Solved – Local polynomial (linear) regression of binary data — logit transformation

binary datalogitnonparametricregression

I got a bit confused about how to fit a local polynomial to binary outcomes if I would rather approximate the underlying index (within a link function) instead. (Basically for the same reason why someone would estimate a logit or a probit instead of a linear probability model.) Of course, I would like to plug the variable in the inverse of the link function — but of course, 0 and 1 will give me $-\infty$ and $+\infty$ in common link functions.

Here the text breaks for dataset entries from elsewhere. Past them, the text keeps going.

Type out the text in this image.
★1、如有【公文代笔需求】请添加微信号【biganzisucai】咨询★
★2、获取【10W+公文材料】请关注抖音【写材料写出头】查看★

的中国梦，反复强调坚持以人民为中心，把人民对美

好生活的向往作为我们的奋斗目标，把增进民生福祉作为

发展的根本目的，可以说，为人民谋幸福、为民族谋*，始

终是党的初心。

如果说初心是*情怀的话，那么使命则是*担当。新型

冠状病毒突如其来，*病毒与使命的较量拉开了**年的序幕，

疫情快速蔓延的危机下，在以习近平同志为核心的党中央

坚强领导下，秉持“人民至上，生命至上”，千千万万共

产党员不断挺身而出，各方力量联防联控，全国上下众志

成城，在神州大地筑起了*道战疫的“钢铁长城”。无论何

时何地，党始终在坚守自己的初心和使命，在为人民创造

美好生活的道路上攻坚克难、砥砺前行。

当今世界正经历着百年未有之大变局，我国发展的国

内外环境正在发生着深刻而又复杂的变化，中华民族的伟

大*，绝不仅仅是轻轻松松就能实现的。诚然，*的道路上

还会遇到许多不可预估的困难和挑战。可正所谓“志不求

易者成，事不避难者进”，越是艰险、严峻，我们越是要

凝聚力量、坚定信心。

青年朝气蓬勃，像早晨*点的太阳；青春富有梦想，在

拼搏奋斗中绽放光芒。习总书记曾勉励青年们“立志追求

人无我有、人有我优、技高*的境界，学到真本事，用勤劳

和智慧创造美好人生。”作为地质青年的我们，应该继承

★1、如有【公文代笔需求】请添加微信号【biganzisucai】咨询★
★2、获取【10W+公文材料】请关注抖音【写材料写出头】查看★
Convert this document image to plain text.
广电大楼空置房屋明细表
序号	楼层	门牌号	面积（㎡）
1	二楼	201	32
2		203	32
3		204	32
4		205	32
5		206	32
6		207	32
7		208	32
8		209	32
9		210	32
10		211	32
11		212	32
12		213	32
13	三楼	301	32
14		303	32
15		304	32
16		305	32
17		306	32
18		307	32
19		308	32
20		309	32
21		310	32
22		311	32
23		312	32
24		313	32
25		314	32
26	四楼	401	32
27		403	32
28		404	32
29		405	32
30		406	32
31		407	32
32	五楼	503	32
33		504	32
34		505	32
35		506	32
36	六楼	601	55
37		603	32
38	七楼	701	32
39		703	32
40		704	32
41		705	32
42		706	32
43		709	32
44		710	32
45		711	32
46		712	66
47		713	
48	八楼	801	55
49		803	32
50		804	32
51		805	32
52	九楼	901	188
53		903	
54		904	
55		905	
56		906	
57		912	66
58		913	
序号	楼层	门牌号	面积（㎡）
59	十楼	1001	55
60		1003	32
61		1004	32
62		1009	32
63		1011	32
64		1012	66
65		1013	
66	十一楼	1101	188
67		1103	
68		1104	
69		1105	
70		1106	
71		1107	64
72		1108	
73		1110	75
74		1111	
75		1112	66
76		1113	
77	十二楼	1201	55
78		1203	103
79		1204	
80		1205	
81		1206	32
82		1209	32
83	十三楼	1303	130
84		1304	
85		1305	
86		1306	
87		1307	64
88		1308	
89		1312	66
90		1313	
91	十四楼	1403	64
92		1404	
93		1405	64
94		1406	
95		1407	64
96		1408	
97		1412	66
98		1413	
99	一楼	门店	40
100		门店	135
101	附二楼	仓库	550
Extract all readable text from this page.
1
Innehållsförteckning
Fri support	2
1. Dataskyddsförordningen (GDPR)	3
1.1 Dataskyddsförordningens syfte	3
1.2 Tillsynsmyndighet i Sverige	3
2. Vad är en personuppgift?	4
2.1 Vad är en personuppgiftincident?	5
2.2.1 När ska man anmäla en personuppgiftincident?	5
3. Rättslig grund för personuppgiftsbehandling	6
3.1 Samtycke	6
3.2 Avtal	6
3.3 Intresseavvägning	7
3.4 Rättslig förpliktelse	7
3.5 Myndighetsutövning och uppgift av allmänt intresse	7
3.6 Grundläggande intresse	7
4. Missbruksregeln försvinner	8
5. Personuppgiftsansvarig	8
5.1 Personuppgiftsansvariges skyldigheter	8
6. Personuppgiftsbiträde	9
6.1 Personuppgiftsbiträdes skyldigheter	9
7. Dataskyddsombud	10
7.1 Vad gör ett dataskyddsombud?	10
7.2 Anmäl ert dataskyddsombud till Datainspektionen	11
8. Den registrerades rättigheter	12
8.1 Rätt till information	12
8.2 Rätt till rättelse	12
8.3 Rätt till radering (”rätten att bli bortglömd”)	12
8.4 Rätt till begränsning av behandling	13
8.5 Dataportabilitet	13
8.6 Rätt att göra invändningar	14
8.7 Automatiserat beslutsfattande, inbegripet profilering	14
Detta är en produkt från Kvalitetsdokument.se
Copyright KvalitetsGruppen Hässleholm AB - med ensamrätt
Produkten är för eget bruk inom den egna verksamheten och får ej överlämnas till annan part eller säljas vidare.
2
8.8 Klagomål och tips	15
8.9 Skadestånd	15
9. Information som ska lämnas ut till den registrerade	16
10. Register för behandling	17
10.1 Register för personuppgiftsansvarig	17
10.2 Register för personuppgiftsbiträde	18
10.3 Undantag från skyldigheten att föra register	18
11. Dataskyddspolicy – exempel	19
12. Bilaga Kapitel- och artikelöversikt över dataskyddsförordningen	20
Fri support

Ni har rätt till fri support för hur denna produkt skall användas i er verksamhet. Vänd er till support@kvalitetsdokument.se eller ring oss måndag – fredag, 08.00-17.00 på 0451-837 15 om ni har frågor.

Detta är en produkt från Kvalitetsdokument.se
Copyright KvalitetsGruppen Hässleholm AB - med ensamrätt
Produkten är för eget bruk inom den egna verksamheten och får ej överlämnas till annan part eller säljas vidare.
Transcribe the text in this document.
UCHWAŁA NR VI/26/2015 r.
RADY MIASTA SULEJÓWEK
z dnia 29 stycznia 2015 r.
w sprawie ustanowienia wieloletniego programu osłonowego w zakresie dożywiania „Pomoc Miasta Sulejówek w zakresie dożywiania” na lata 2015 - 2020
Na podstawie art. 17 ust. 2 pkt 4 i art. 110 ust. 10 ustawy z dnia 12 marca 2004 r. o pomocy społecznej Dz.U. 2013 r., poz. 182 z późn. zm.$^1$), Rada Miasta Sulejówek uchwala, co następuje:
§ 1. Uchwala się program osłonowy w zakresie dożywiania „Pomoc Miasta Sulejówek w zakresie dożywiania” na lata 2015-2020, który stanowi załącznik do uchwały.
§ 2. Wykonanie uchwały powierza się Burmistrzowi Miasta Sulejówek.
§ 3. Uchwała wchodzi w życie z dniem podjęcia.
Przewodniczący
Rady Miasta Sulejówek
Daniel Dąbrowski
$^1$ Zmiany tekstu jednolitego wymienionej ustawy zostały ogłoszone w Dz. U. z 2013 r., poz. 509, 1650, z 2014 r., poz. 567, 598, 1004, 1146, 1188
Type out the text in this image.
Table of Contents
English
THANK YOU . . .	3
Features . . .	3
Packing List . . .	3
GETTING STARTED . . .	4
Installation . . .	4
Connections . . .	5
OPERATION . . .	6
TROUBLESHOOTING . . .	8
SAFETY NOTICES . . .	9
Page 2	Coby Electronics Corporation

To clarify, my problem is to flexibly predict $y(x)$, where $x \in [-1,1]$ but $y \in \{0,1\}$. I was not thinking about splines, as I would be more interested in a smooth prediction of the index $f(x)$ if the prediction is $\hat{y}=g(f(x))$ with a link function g. I do not have a prior on the order of the splines and the location of the breakpoints. I would be interested in general advice on the appropriate approach.

As a shorthand, I substituted 0 with $\frac{1}{N}$ and 1 with $\frac{N-1}{N}$, and generated the index with these. (Using a logit link, thus I was smoothing/predicting $f(x)=\Lambda(\frac{1}{N})$ if y(x)=0, e.g.)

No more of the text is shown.